Sorry everyone probs havent written this correctly. We went on a break due to his behaviour he was quite abusive. He said he would get help etc. He took a rage at me and I basically said I was done. A few weeks later I met someone who pursued me. He took me out on three dates. That was all. I wasnt over my ex so I ended it.

I was honest with my ex when we started having contact again and told him. He got ragey with me, told me he was disgusted etc that I met someone and went on dates. He played the victim for nearly two months.

Then I found out he had met someone, I saw the messages he told me they were friends. This girl then told me he actively pursued her literally the week we broke up.
Then it transpired he had been on tinder and messaging multiple girls. So he lied about all of this and made himself look innocent and made me feel bad for meeting someone.

We got back together and he met the girl who he kissed and went on dates with TWICE since we were back. They met with their kids and said it was a play date, twice. She told me she had no interest in him romantically and also that he had said he had been single for 6 montha. She said yes we kissed but I told him I wanted to be friends.
Both times they met I was at home unwell and he was out with her and their kids. He told me he was out with his friend john. We were a couple when he done this.

He has apologised and admitted he has lied about a lot. But he said he didnt want to hurt me.

OP posts:
Brahms3rdracket · 05/09/2017 13:29

Regardless of all that waffle he's abusive. WALK AWAY!

Lipsy21 · 05/09/2017 13:31

@littlebird7 during the break 3 weeks in, he was pining for me. He hasn't stopped contacting me since then. Declaring his love etc. Meanwhile he is meeting and talking to other women.

Thanks everyone. I feel like a complete mug even posting in here. The reason I am posting is im finding it all very difficult and cant let my family/friends see me like this.

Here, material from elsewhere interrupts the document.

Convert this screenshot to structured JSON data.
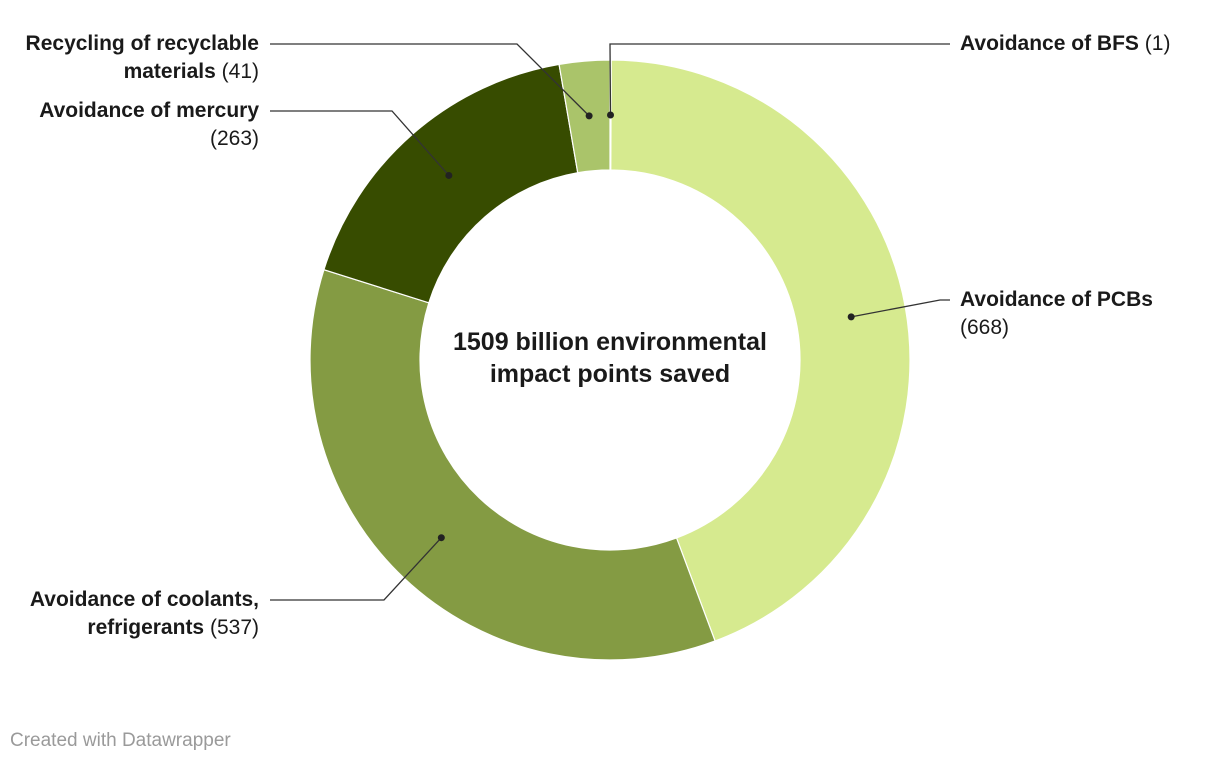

Before him I was a strong independant person, now I feel emotionally broken. I feel like I've been loed to and manipulated. I dont think I will ever trust another man again.

OP posts:
BossyBitch · 05/09/2017 13:31

You still need to end it, sorry OP!

This reads like something I might have told a friend about my teenage 'relationships'. There's way too much immature drama involved for this to be good for either of you.